Throughout her three years at MSU, Baranda Fermin has seen several programs encouraging underrepresented groups to pursue doctoral and master’s degrees.

According to a recent study, those programs could be working.

The university fared better than the national average in 2006, with 23 percent of doctoral degrees going to minority U.S. citizens compared to 20 percent nationally.

Fermin, a black doctoral student, said having more minority students in MSU’s graduate school provides a different perspective on research and creates a better sense of community.

“We are only a generation out of the civil rights movement, and over time we will continue to see even more increases,” Fermin said.

MSU also surpassed the national numbers by improving the number of doctoral degrees for minorities by 4 percent from 2005, compared to a 2.6 percent national increase.

Last year also marked the MSU graduate school’s highest percentage of minority doctoral students.

Karen Klomparens, the graduate school’s dean, said this is a knowledge economy. Finishing high school may have been enough in the 1950s, but today, high school will get you a job — not a career.

“For people to have reasonable career, they need an undergraduate degree,” Klomparens said. “My prediction is that there will be a growing number of professions that will also be wanting employees to have graduate degrees.”

Having a diverse population creates a wide variety of views and different research questions that might otherwise not have been discussed, Klomparens said.

Paulette Granberry Russell, director of the MSU Office for Inclusion & Intercultural Initiatives, said higher education introduces more undergraduate students to research opportunities. Those opportunities increase interest beyond undergraduate degrees and piques student interest in graduate and doctoral degrees.

“Higher education has an engaged effort to increase minority representation in graduate programs through outreach efforts and research opportunities,” Granberry Russell said. “It’s making students aware of the possibilities of industry and higher education careers.”

The national report showed an increased interest in doctoral degrees in life sciences, social sciences and humanities.
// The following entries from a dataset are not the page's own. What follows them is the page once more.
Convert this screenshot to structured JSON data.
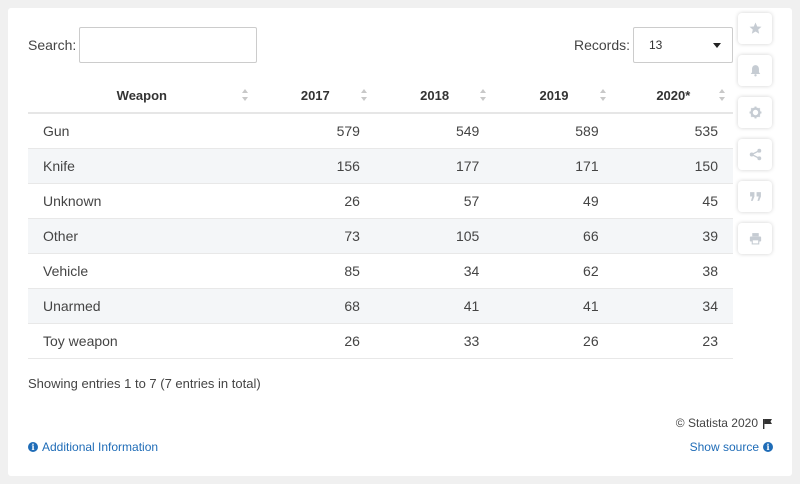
{
  "search": {
    "label": "Search:",
    "value": ""
  },
  "records": {
    "label": "Records:",
    "value": "13"
  },
  "table": {
    "headers": [
      "Weapon",
      "2017",
      "2018",
      "2019",
      "2020*"
    ],
    "rows": [
      [
        "Gun",
        "579",
        "549",
        "589",
        "535"
      ],
      [
        "Knife",
        "156",
        "177",
        "171",
        "150"
      ],
      [
        "Unknown",
        "26",
        "57",
        "49",
        "45"
      ],
      [
        "Other",
        "73",
        "105",
        "66",
        "39"
      ],
      [
        "Vehicle",
        "85",
        "34",
        "62",
        "38"
      ],
      [
        "Unarmed",
        "68",
        "41",
        "41",
        "34"
      ],
      [
        "Toy weapon",
        "26",
        "33",
        "26",
        "23"
      ]
    ]
  },
  "entries_text": "Showing entries 1 to 7 (7 entries in total)",
  "footer": {
    "copyright": "© Statista 2020",
    "additional_info": "Additional Information",
    "show_source": "Show source"
  },
  "sidebar_icons": [
    "star-icon",
    "bell-icon",
    "gear-icon",
    "share-icon",
    "quote-icon",
    "print-icon"
  ],
  "colors": {
    "link": "#1f6cb7",
    "alt_row": "#f4f6f8",
    "icon": "#c6ccd3"
  },
  "chart_data": {
    "type": "table",
    "columns": [
      "Weapon",
      "2017",
      "2018",
      "2019",
      "2020*"
    ],
    "categories": [
      "Gun",
      "Knife",
      "Unknown",
      "Other",
      "Vehicle",
      "Unarmed",
      "Toy weapon"
    ],
    "series": [
      {
        "name": "2017",
        "values": [
          579,
          156,
          26,
          73,
          85,
          68,
          26
        ]
      },
      {
        "name": "2018",
        "values": [
          549,
          177,
          57,
          105,
          34,
          41,
          33
        ]
      },
      {
        "name": "2019",
        "values": [
          589,
          171,
          49,
          66,
          62,
          41,
          26
        ]
      },
      {
        "name": "2020*",
        "values": [
          535,
          150,
          45,
          39,
          38,
          34,
          23
        ]
      }
    ]
  }
}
Granberry Russell said although increased numbers of doctorates are promising, there is more work to be done with minority group representation in other fields, including science, engineering and technology.

“(Minority) presence may influence the research differently, and we all benefit from it,” Granberry Russell said.

Granberry Russell said the university will continue to see increases in minority representation in graduate school.

“Some of this may be an extension of an increase in undergraduate programs, but it doesn’t stop there,” she said. “We have a responsibility to recruit the best and brightest for graduate school. We are going to have to nurture the interest of all students and those who have historically not been represented.”